All morning, out in the pasture, Trixie watched Jupiter sail proudly over the bars and watched Brian on Starlight and Mart on Strawberry take their turns.
It looked so easy, even for Honey on Lady. But, somehow, even though Trixie brought Susie right up to the bar at a romping gallop, the little horse turned her head and just walked around it.
“I’ll never be able to jump,” Trixie told Regan, almost in tears.
“That’s right,” he agreed. “You never will and Susie never will, unless you keep your mind on what you are doing. Susie can take those jumps without half trying. The trouble is with you. Try it again. This time put your heart into it.
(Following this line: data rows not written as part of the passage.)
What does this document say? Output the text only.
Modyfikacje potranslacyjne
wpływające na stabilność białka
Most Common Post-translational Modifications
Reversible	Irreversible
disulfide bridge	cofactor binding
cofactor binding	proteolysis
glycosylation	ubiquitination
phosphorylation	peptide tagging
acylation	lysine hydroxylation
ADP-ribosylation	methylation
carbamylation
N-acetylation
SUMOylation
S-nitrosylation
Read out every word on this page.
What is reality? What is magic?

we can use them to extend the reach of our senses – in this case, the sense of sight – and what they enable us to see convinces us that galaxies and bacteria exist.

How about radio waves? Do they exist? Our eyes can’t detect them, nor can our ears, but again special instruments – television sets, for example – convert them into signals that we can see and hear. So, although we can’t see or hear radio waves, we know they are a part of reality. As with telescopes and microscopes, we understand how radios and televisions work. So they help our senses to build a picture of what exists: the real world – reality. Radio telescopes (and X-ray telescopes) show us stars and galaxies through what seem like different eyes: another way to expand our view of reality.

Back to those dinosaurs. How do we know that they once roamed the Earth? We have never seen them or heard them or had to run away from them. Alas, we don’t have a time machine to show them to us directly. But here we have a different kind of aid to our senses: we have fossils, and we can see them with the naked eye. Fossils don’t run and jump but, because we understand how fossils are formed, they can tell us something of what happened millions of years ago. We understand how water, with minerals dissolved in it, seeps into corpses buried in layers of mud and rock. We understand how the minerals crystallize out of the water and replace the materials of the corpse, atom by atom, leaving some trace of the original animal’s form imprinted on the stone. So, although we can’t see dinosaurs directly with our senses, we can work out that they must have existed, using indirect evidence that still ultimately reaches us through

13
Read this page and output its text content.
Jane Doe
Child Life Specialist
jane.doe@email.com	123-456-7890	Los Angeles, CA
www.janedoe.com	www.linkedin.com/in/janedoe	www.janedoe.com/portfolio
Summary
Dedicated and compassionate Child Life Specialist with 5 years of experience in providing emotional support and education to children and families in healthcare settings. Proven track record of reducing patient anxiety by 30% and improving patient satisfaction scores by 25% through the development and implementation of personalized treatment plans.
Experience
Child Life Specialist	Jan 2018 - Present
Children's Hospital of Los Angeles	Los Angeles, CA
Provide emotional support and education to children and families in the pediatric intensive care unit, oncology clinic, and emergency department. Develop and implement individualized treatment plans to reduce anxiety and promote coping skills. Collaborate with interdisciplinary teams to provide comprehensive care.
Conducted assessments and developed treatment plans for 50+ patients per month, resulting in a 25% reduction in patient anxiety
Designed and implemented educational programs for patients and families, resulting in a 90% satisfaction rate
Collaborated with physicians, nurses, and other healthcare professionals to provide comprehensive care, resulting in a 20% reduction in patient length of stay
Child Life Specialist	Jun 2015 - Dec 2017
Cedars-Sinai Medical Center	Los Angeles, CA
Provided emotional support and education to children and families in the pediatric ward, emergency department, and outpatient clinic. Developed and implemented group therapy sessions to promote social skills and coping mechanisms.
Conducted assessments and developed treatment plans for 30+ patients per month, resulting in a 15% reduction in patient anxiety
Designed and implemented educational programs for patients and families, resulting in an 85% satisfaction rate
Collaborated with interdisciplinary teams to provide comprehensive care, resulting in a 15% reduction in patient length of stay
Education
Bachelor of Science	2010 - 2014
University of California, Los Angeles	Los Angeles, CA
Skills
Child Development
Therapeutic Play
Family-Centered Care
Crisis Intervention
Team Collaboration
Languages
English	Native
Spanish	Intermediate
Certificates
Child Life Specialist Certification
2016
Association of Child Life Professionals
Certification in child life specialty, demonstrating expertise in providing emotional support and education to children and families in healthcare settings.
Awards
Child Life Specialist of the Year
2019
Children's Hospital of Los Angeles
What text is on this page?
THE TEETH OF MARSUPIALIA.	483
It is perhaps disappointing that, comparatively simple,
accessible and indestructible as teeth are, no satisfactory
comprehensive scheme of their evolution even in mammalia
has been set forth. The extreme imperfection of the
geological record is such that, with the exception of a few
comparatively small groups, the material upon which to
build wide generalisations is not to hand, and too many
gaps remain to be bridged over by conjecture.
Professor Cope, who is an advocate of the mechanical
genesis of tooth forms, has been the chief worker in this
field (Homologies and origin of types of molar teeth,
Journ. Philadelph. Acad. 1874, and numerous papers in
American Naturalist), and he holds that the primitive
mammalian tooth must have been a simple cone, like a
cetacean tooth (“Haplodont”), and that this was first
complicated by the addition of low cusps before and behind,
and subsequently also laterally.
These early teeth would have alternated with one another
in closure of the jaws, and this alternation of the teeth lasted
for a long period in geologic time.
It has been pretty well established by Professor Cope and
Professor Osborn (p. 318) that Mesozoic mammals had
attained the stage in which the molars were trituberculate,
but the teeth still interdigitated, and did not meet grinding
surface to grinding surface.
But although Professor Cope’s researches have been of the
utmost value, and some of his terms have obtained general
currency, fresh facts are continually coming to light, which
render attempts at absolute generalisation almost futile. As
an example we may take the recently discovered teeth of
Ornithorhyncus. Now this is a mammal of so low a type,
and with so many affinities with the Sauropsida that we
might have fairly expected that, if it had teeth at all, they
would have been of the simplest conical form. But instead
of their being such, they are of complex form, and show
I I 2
If you throw your heart and your mind into the effort, you and the horse will jump together.”
“We’ll try it, Regan,” Trixie said, ashamed. “This time I think we’re going to make it.”
When her turn came, Trixie circled the jumps several times, talking to Susie, petting her, and encouraging her. Then, confidently, she headed for the first hurdle, rose lightly over Susie’s withers, and gave the takeoff signal.
Up they soared—and over!
A cry went up from the other Bob-Whites, who had watched, without comment, Trixie’s many attempts and failures.
“Susie never touched the bar with her hooves!” Trixie called triumphantly. “May I try it again, Regan, even if it’s out of turn?”
“Go ahead,” Regan said. “Good girl! Keep at it while the going’s good!”
When she slowed at the end of four jumps, Trixie turned Susie and cantered up to where Regan was standing.
“That was real show riding,” he told her. “Nothing to it, is there, Trixie?”